« [...] ce n'est qu'en ruminant qu'on s'assimile ce qu'on a lu. » - (Arthur Schopenhauer)

« L'art, c'est se retrouver dans ce que l'on voit ou ce qu'on lit ; c'est quand l'auteur ou le peintre a su formuler mieux que moi ce qui m'arrive ou ce qui m'est arrivé, lorsqu'il l'interprète d'une façon beaucoup plus intelligente que moi, ou quand, grâce à son œuvre, je perçois ma propre vie d'une manière plus fine, plus belle, que moi. » - (Krzysztof Kieślowski)

mardi 26 décembre 2017

Un chant de Noël, de Charles Dickens

Quatrième de couverture :


Dans ces cinq contes, Dickens célèbre l’esprit de Noël, le partage et la charité, et dénonce l’injustice sociale qui exclut les pauvres de cette fête.
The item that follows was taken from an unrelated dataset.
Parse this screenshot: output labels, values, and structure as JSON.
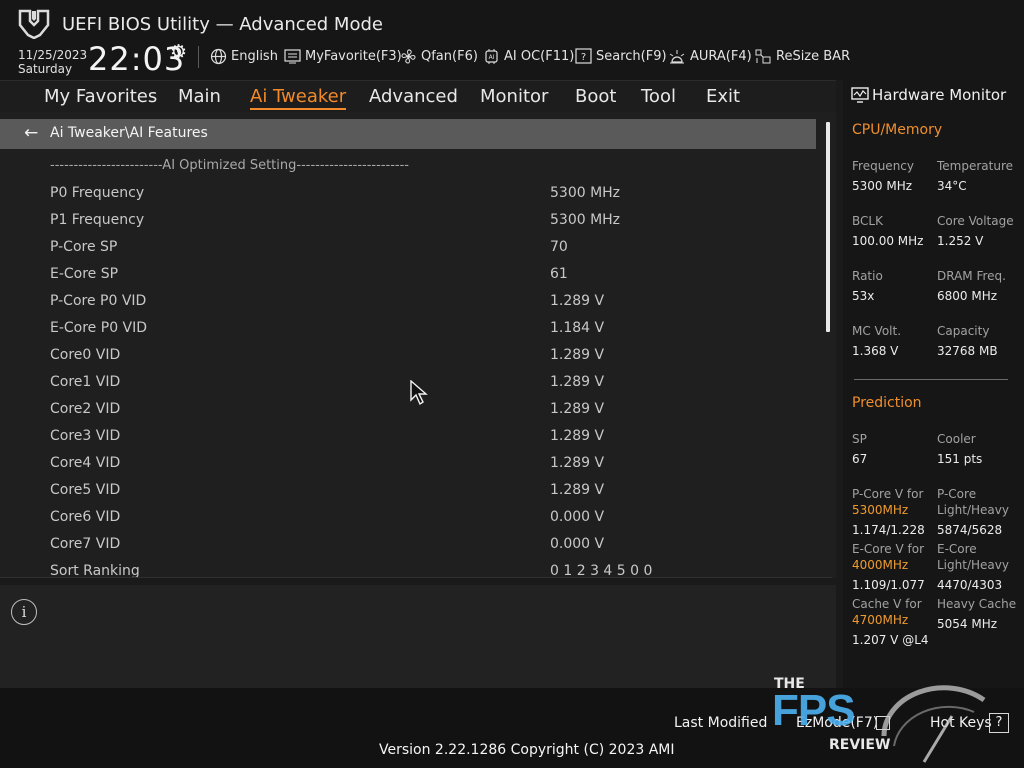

C’est un portrait truculent de la vie quotidienne et une condamnation sans appel de l’exploitation et de la misère. Ce message social, Dickens nous le donne en douceur, par le détour du conte et du fantastique. Comme l’écrit Dominique Barbéris, « ces contes nous rendent un peu d’enfance à l’état pur, dans la vigueur native des sentiments : l’indignation et la pitié, le rire, la peur. Ils nous redonnent le bonheur oublié de nos premières lectures, ces lectures d’adhésion sans distance critique, sans réserve, non pas sceptiques et endurcies, mais merveilleusement sensibles et "crédules"».

Ce volume contient : Un chant de Noël - Le Carillon - Le Grillon du foyer - La Bataille de la vie - L'Homme hanté et le marché du fantôme.


(L'article ne concernera que le premier conte, Un chant de Noël)


        En lisant ce Chant de Noël, qui plus est au moment propice des fêtes de fin d’année, on comprend encore mieux pourquoi Dickens a été de son vivant l’auteur le plus populaire et aimé d’Angleterre, un statut que peu d’écrivains sont parvenus à atteindre dans leur pays respectif tout en y alliant une véritable valeur littéraire. Succès et mérite littéraire font rarement bon ménage, mis à part quelques exceptions telles que Tolstoï en Russie ou Hugo en France.
          Les deux plus fréquentes critiques, pas si injustifiées, auxquelles Dickens fait face sont liées à son excès de sentimentalisme et son « côté bourgeois ». Dickens aime émouvoir, provoquer l’indignation, le rire, la tristesse chez son lecteur en maniant avec une grande maîtrise tous les procédés littéraires liés au pathétique. Mais ce qui le distingue des mauvais écrivains, c’est que les scènes les plus touchantes et les plus réussies de ses récits sont écrites avec une concision et une grande part de suggestion, bien que parfois, il use de techniques plus voyantes et que d’aucuns qualifieraient de plus « grossières ».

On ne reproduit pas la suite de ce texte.